His story "And The Sea Like Mirrors" was included in Harlan Ellison
's anthology Again, Dangerous Visions
His novels include:
- Against Infinity
- Beyond Infinity (no relation)
- The Stars in Shroud (also published as Deeper Than the Darkness)
- The Galactic Center saga, consisting of:
- In the Ocean of Night
- Across the Sea of Suns
- Great Sky River
- Tides of Light
- Furious Gulf
- Sailing Bright Eternity
- Two novels in the Man-Kzin Wars series with Larry Niven
- Some books with co-author Gordon Eklund, including If the Stars are Gods
- Foundation's Fear, an installment in the late Isaac Asimov's Foundation series
- Beyond the Fall of Night, a not-very-well-received sequel to the late Arthur C. Clarke's Against the Fall of Night
Tropes in his works:
- Centrifugal Gravity: The protagonists of Beyond Infinity spend a brief time trapped in a Tunnelworld after an encounter with some 4-dimensional aliens. It was a closed loop, so traveling in any direction for a long enough time would return you to your point of origin.
- Extreme Omnivore: In Eater, the Eater of All Things is Exactly What It Says on the Tin; since it's a sapient black hole, this is natural enough.
- Grandfather Paradox: Timescape describes a unique, quantum-mechanical approach to Grandfather Paradoxes.
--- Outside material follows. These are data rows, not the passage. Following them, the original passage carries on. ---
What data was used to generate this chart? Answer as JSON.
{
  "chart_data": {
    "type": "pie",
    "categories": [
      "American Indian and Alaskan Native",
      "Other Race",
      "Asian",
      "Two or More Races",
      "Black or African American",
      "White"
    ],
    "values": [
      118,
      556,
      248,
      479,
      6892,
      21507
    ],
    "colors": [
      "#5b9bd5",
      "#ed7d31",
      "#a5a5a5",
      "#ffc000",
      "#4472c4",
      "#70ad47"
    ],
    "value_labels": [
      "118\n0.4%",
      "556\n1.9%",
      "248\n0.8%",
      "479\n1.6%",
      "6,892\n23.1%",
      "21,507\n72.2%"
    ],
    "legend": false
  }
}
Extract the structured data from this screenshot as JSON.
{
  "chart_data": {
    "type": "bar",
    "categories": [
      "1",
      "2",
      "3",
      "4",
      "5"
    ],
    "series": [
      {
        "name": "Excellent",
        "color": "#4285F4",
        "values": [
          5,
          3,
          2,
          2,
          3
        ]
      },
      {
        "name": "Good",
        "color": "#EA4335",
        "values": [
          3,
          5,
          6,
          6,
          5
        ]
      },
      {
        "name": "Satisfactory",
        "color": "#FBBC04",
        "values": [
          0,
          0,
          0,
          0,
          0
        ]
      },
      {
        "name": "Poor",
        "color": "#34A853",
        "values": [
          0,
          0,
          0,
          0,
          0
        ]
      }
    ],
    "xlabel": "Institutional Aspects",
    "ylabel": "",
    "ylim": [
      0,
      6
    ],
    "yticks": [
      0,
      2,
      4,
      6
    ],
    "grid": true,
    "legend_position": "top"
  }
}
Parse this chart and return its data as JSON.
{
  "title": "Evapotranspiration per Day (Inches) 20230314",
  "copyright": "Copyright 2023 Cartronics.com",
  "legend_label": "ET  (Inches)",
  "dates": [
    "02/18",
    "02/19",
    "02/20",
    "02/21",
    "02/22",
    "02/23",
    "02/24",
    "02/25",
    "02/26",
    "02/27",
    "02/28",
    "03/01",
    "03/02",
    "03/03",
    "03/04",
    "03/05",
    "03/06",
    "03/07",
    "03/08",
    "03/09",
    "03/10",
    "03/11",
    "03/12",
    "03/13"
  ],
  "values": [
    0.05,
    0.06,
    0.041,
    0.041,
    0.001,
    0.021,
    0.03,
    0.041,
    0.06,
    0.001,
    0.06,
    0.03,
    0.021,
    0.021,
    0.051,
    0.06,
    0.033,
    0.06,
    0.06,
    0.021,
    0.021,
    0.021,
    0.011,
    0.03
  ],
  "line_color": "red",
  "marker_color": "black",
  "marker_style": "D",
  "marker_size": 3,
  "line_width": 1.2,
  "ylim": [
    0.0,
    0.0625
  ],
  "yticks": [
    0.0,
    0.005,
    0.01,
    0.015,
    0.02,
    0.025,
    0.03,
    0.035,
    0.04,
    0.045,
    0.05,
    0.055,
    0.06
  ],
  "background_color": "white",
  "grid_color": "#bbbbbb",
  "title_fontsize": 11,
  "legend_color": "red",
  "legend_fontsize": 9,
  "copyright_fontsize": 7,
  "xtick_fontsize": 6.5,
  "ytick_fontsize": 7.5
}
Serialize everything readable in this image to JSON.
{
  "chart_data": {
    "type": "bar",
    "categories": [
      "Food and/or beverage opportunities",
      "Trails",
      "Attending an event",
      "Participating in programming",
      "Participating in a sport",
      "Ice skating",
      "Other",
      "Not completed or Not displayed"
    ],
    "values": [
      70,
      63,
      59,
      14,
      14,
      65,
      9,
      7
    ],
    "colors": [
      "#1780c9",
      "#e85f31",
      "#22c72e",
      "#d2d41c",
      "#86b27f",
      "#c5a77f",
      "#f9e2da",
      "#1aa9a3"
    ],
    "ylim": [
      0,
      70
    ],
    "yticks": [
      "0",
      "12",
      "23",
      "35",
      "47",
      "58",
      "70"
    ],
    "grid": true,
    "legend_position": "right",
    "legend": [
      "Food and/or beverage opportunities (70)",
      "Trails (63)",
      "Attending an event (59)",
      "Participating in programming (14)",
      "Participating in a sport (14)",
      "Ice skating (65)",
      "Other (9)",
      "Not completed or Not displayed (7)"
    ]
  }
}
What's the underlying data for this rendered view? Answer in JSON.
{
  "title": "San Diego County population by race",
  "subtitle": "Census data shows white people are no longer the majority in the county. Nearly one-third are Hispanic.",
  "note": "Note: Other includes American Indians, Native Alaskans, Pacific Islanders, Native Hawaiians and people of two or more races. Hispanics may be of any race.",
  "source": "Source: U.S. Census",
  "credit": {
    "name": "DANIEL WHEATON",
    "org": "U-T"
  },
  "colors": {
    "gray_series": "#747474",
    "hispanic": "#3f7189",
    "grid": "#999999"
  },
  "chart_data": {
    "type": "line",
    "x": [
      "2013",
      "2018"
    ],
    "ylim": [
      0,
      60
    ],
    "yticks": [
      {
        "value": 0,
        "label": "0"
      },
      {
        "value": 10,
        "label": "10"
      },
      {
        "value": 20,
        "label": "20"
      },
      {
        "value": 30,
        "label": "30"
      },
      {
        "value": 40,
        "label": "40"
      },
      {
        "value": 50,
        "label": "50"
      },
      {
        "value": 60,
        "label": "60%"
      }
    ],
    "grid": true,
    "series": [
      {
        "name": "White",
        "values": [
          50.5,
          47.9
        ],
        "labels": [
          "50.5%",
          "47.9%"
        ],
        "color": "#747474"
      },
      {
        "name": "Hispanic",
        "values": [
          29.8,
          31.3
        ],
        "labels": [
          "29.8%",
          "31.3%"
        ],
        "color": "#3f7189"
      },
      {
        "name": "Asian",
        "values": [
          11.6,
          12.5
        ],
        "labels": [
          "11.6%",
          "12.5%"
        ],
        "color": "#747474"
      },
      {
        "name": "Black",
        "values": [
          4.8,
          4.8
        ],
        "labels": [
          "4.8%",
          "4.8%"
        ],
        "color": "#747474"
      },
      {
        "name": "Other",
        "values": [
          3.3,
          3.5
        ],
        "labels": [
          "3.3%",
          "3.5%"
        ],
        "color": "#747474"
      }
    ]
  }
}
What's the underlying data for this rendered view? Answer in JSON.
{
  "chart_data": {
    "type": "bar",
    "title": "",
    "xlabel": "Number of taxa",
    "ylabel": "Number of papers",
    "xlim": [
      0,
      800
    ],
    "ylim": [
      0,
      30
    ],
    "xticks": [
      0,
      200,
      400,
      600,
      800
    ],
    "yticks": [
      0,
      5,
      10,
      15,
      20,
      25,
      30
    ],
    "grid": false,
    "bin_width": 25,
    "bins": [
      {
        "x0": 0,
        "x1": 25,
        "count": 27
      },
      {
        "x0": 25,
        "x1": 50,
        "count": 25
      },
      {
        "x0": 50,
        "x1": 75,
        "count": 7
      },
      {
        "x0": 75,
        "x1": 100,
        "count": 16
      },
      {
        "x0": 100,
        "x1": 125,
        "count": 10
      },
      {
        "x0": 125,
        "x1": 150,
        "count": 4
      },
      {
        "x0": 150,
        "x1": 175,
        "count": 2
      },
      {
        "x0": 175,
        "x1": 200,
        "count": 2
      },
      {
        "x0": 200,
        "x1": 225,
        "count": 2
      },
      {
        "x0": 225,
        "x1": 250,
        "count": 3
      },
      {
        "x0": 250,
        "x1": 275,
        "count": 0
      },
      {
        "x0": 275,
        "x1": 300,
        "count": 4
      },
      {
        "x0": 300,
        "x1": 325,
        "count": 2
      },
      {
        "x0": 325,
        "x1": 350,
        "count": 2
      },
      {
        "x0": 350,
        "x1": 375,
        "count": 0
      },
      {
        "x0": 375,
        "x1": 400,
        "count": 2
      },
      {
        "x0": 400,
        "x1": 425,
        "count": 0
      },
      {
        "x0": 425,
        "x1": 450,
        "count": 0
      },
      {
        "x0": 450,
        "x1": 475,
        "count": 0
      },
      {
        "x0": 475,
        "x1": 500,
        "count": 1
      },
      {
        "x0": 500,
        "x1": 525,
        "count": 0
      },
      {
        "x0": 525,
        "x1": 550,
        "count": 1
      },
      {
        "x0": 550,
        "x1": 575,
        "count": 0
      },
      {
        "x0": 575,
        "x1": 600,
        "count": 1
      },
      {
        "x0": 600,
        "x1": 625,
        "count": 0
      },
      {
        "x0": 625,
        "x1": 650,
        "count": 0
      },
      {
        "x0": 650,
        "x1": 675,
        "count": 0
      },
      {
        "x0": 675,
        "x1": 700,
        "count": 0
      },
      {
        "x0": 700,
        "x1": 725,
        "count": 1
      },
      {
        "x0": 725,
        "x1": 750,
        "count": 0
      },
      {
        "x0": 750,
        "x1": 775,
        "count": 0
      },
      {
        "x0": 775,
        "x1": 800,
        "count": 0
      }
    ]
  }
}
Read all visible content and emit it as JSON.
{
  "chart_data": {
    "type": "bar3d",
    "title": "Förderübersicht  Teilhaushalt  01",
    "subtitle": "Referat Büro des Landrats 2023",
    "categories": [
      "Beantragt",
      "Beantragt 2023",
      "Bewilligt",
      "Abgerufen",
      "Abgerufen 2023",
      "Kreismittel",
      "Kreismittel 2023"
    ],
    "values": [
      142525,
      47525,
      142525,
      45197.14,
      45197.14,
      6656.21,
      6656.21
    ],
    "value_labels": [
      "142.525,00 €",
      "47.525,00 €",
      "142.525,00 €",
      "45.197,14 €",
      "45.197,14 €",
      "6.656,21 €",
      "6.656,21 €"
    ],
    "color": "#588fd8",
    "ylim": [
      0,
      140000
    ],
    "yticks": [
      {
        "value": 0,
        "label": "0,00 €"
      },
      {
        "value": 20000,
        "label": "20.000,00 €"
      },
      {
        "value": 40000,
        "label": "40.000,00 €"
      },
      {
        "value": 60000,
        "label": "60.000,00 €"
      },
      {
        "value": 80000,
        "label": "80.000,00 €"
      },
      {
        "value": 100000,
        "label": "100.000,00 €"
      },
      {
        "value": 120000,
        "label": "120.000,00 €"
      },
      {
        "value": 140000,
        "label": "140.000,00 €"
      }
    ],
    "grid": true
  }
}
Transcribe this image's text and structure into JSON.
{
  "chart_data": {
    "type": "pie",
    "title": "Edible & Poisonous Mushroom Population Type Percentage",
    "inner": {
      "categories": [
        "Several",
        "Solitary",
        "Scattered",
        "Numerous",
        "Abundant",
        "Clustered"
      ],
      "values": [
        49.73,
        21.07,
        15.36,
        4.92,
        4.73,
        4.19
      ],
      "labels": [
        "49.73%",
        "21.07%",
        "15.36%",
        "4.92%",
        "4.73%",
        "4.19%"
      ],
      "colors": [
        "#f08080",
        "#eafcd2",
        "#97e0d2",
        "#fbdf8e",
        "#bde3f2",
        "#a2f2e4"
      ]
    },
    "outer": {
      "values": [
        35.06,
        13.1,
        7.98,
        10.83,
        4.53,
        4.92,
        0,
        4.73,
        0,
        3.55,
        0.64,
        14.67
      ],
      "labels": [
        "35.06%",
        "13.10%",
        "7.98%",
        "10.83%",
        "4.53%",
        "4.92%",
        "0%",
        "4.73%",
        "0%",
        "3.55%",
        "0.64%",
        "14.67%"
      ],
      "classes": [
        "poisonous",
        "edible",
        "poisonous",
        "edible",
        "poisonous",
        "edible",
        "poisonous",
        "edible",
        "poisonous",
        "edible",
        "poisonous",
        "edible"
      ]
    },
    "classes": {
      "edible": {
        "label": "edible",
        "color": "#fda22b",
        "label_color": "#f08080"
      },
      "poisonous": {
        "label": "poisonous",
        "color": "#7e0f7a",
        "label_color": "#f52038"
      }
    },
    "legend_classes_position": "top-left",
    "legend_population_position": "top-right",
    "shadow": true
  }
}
If a time-travelling signal were to prevent its own transmission, the signal and everything involved in triggering it would be in an indeterminate state where it neither does, nor doesn't, occur — like Schrödinger's Cat before the box is opened.
- Human Popsicle: The short story "Doing Lennon" features a man who has himself cryogenically frozen in order to impersonate John Lennon in the future.
- Living Gasbag: The Sunborn has strange alien gasbags discovered on Pluto, which show signs of intelligence.
- Mechanical Evolution: TheGalactic Center novels have "mechs" which evolved from self-replicating Von Neumann machines, after they were abandoned when their biological creators destroyed themselves.
- Or Was It a Dream?: Theshort story "Sleepstory" features a space pilot fighting a war on Ganymede who gets a little compressed downtime with a dream-guiding narrative system, telling a story about an engineer in Los Angeles trying to fix breaches in the dams that keep the Global Warming-afflicted seas from flooding the city ...or possibly the other way round.
- Ramscoop: Gets a brief mention in The Stars in Shroud, although FTL jump-drive technology is the main means of interstellar travel in that universe.
- Ring World Planet: The protagonists of Beyond Infinity spend a brief time trapped in a Tunnelworld after an encounter with some 4-dimensional aliens. It was a closed loop, so traveling in any direction for a long enough time would return you to your point of origin.
- Star Killing: In the Galactic Center series, it is implied that the mechs are the cause behind a number of recent novas.